I think that it is generally considered apprentice work. I would bet that the people in any shop can do it.
Given the myriad of horror stories I've heard regarding seriously botched suits from some of the prominent New York "custom tailors," costing upwards of $5,000+, you could do far worse than Ercole and pay far more.
I was there this weekend and Frank told me that while they usually do the lapels by machine, the can do them by hand if the customer asks.
Great selection of cloth - I looked through the Porter and Harding Hartwist book in the short time I was there. In the next couple of weeks, I am going to have them do a blazer for me (or rather re-do something that I stupidly had done at LS) and then maybe try a more complicated request.
Thanks for the advice.
There's a custom tailor located in Queens, NY named Khamal (sp?) with whom I've spoken, who hand-makes clothes mostly serving the NYC artistic community.
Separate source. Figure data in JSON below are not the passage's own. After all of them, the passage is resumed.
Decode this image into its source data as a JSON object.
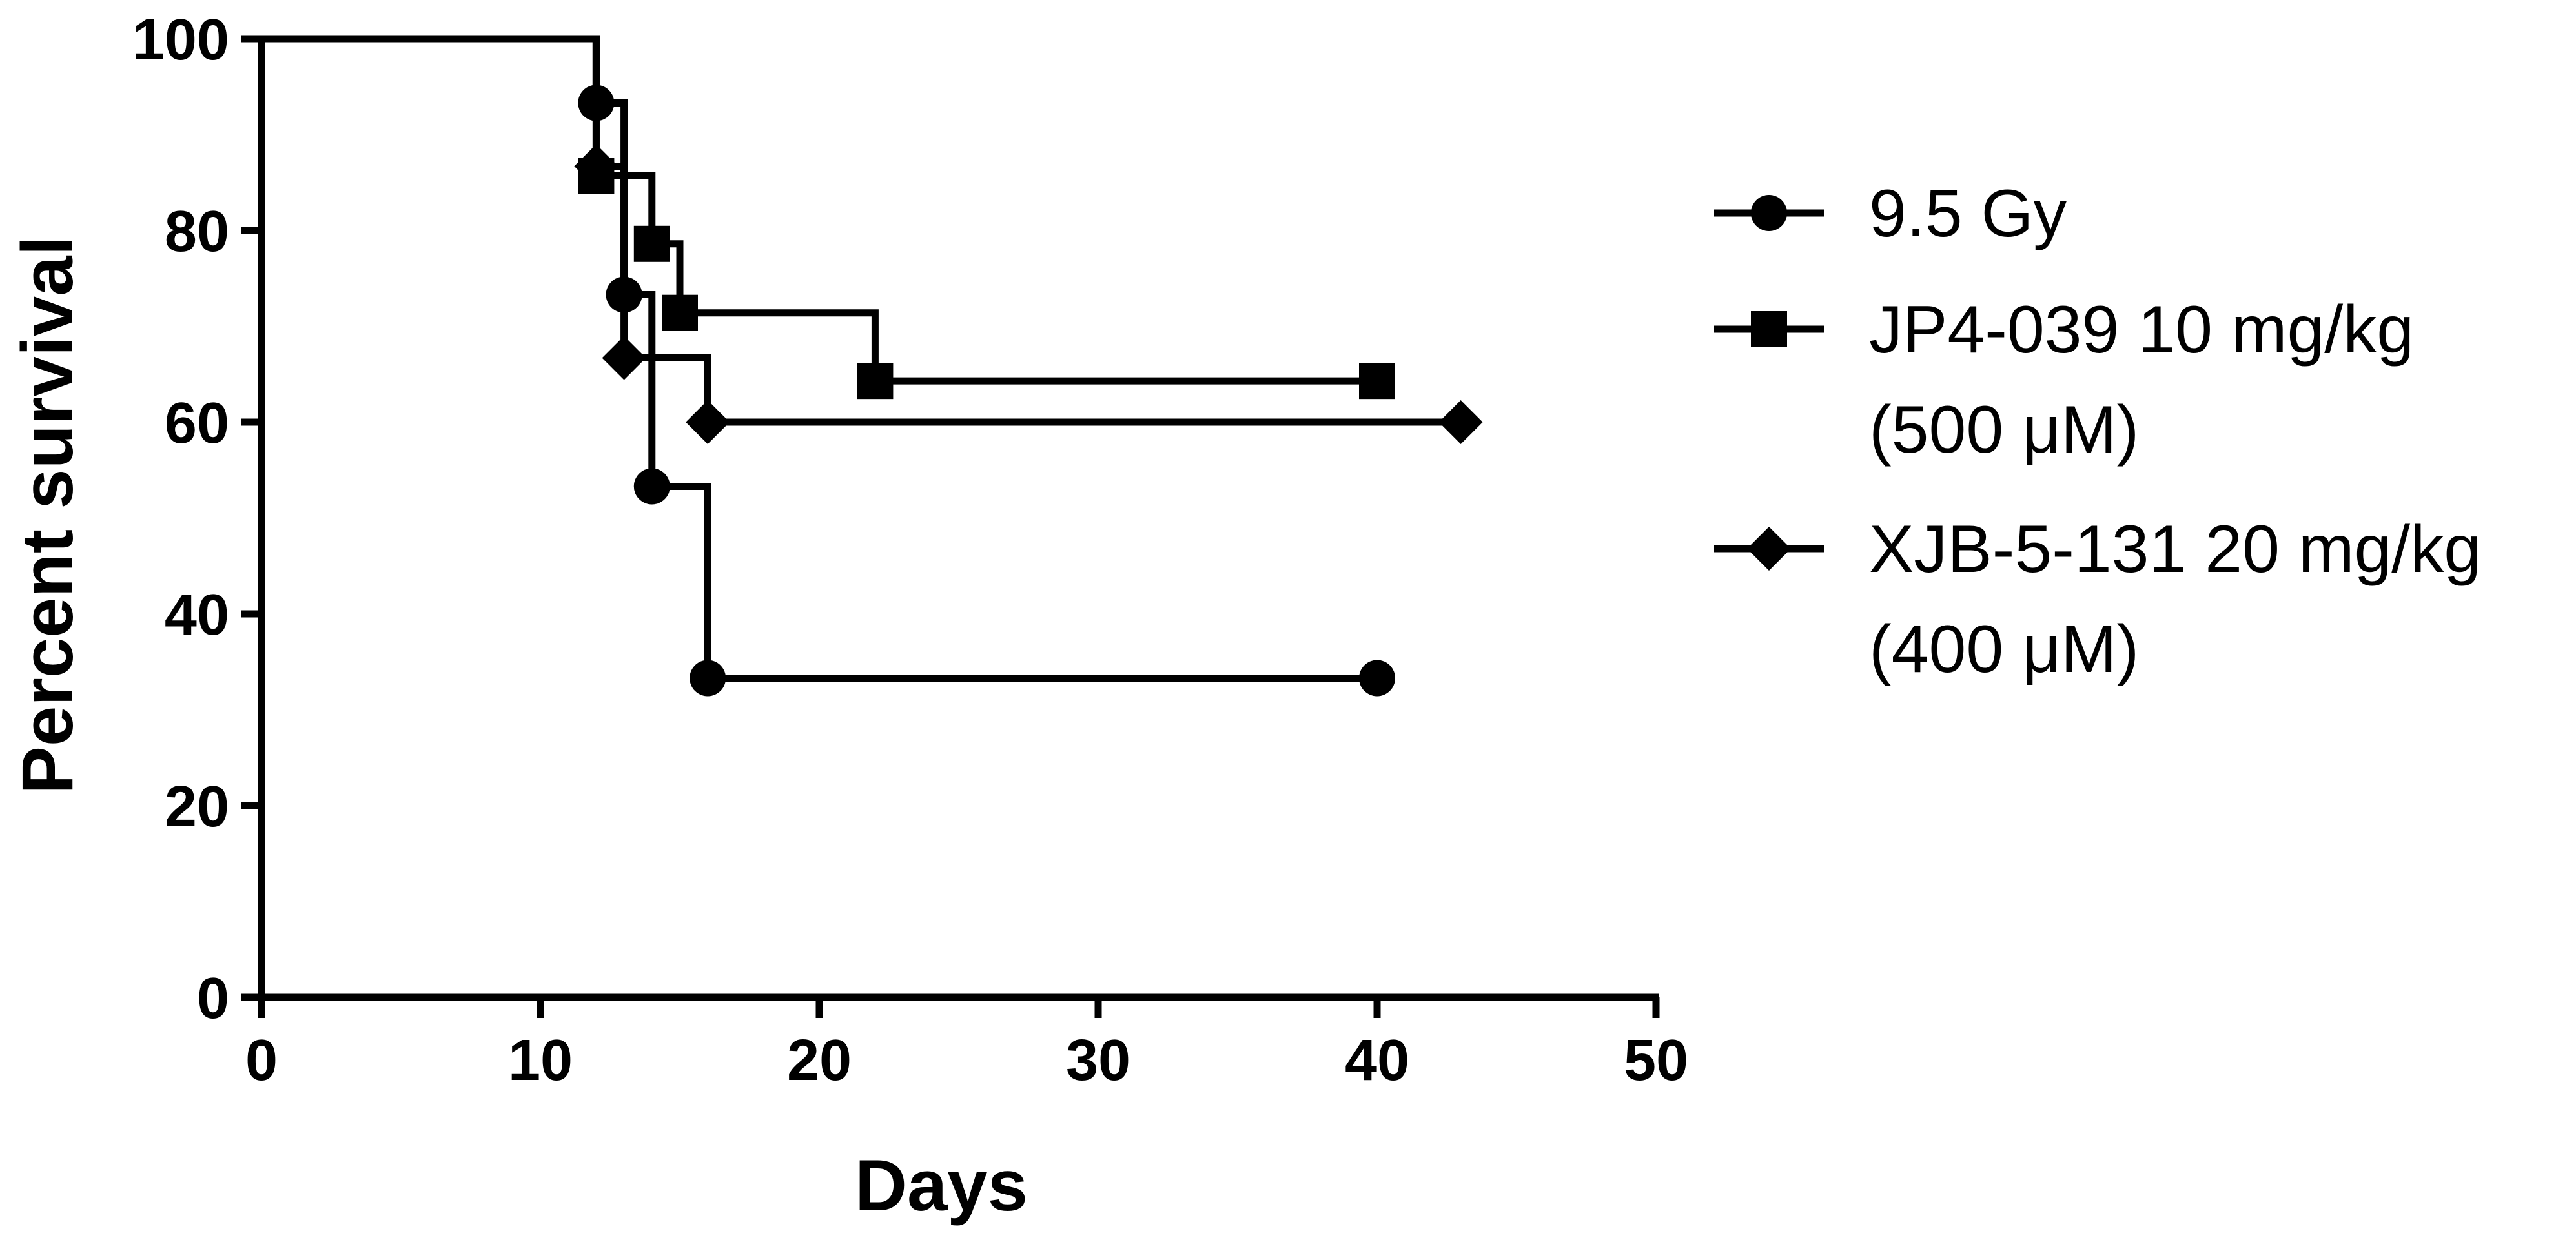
{
  "chart_data": {
    "type": "line",
    "title": "",
    "xlabel": "Days",
    "ylabel": "Percent survival",
    "xlim": [
      0,
      50
    ],
    "ylim": [
      0,
      100
    ],
    "xticks": [
      "0",
      "10",
      "20",
      "30",
      "40",
      "50"
    ],
    "yticks": [
      "0",
      "20",
      "40",
      "60",
      "80",
      "100"
    ],
    "grid": false,
    "legend_position": "right",
    "step": true,
    "series": [
      {
        "name": "9.5 Gy",
        "name_lines": [
          "9.5 Gy"
        ],
        "marker": "circle",
        "color": "#000000",
        "x": [
          0,
          12,
          13,
          14,
          16,
          40
        ],
        "y": [
          100,
          93.3,
          73.3,
          53.3,
          33.3,
          33.3
        ],
        "marked": [
          false,
          true,
          true,
          true,
          true,
          true
        ]
      },
      {
        "name": "JP4-039 10 mg/kg (500 μM)",
        "name_lines": [
          "JP4-039 10 mg/kg",
          "(500 μM)"
        ],
        "marker": "square",
        "color": "#000000",
        "x": [
          0,
          12,
          14,
          15,
          22,
          40
        ],
        "y": [
          100,
          85.7,
          78.6,
          71.4,
          64.3,
          64.3
        ],
        "marked": [
          false,
          true,
          true,
          true,
          true,
          true
        ]
      },
      {
        "name": "XJB-5-131 20 mg/kg (400 μM)",
        "name_lines": [
          "XJB-5-131 20 mg/kg",
          "(400 μM)"
        ],
        "marker": "diamond",
        "color": "#000000",
        "x": [
          0,
          12,
          13,
          16,
          43
        ],
        "y": [
          100,
          86.7,
          66.7,
          60,
          60
        ],
        "marked": [
          false,
          true,
          true,
          true,
          true
        ]
      }
    ]
  }
}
Unfortunately, I lost his number but if anyone knows him, perhaps he can post here. He could be a real jewel.
Last edited by Marc Grayson (2006-11-01 17:10:49)
Last edited by Cantabrigian (2006-11-01 17:43:04)
Putting the tailor through 30 fittings would also be a tad excessive.
For whatever it's worth, my rule is that I'll specify style, look and feel in detail. Of course some of that will involve talking about construction - canvass weight/stiffness, shoulder padding, and type of sewing (i.e. there are some things that, tailored clothing philistine though I still am, I think ought to be done by hand and that it makes a visible difference). But the mechanics of construction, I necessarily leave to the man with the shears or needle or the guy who talks to the guy with the shears or needle.
All I know about that famous suit is what I have read on AAAC but it seems as though Frank is the one who wanted to keep doing fittings until he considered it good enough to hand off. Personally, I would not be able to take going to that many fittings but it doesn't sound like a form of tailor torture, of if it was, it was self-inflicted.